Dj rischia di perdere casa dopo tre pesanti infarti, a Padova Scatta la solidarietà: «Ora torno alla consolle»

Alberto Ghisellini, 67 anni, ha suonato nei principali locali padovani: «Ho toccato il fondo, ma voglio risollevarmi: adesso fatemi lavorare»

Alberto Ghisellini, 67 anni, storico dj padovano
Alberto Ghisellini, 67 anni, storico dj padovano

Una vita passata dietro una consolle, a far ballare intere generazioni nei locali più noti del Veneto. Poi i problemi di salute e le rinunce. Oggi, però, Alberto Ghisellini, 67 anni, storico dj padovano, vuole rimettersi in pista: tornare alla musica, grazie anche alla solidarietà degli amici.

Ghisellini ha lavorato per anni in alcuni tra i locali più rinomati di Padova e del Veneto – dal Q Bar al Caffè Pedrocchi, il Godenda, il Matilda a Jesolo e l’Oasi a Pordenone – oltre che in eventi privati e matrimoni di alto livello. Un mestiere che non è mai stato solo lavoro, ma anche passione. Una carriera bruscamente interrotta da una serie di eventi difficili.

Dopo la morte del padre, Ghisellini aveva lasciato Treviso – dove lavorava in una discoteca di primo piano – per tornare a casa e prendersi cura della madre. «All’inizio era ancora abbastanza indipendente», racconta, «ma dal 2015 la situazione è peggiorata. Pian piano ho iniziato a fare tutto io».

Una scelta di responsabilità e amore che lo ha portato ad abbandonare il lavoro, le amicizie e la vita sociale per assisterla giorno e notte fino alla fine. «Vederla spegnersi non è stato facile», confida.

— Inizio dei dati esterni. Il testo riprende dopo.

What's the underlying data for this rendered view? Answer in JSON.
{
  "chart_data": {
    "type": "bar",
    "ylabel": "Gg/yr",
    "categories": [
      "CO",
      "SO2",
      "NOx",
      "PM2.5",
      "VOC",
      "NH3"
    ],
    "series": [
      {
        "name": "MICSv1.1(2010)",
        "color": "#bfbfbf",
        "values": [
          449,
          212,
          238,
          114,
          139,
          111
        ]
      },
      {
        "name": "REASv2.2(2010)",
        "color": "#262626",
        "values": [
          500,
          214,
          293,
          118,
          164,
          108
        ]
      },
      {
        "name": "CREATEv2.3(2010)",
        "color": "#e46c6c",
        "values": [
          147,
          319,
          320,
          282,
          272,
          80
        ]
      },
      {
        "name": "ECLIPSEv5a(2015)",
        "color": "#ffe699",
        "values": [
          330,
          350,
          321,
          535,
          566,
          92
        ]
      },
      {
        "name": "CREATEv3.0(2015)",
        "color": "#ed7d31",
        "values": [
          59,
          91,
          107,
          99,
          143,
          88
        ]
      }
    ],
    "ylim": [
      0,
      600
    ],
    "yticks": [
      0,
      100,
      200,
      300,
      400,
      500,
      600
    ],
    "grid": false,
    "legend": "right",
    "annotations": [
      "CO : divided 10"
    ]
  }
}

Alla scomparsa della madre, però, il fisico ha presentato il conto. «Nel giro di pochi mesi ho avuto tre infarti», riferisce, «tre eventi terribili che mi hanno profondamente debilitato». Dopo, tutte le certezze vengono meno: «Ti senti completamente a terra e le luci si spengono una dopo l’altra, inesorabilmente», sospira Ghisellini. Alle difficoltà di salute si sono aggiunti gravi problemi economici. «Rischio di non avere più una casa a breve», rivela, «e questa è la mia maggiore preoccupazione, un’angoscia che mi accompagna ogni giorno: dormo poco, l’ansia è costante».

Per andare avanti, Alberto ha dovuto vendere anche parte dei suoi strumenti di lavoro, compresa una preziosa collezione di vinili costruita in anni di carriera.

Eppure, nonostante tutto, la musica resta. E con lei la volontà di ripartire. «Ora sto cercando di riprendere il lavoro», dice, «il contesto è molto cambiato e il mercato è difficile, ma sto tornando a fare delle serate, sto producendo dei pezzi. Insomma, cerco soluzioni nel campo in cui credo di essere competente».

A sostenerlo, oltre alla sua determinazione, c’è la rete di amicizie costruita in una vita. In primis Valentino Borgia, Giovanni Turiaco e Andrea Castello che hanno avviato una raccolta fondi per aiutarlo ad affrontare questo momento delicato e permettergli di tornare stabilmente dietro la consolle.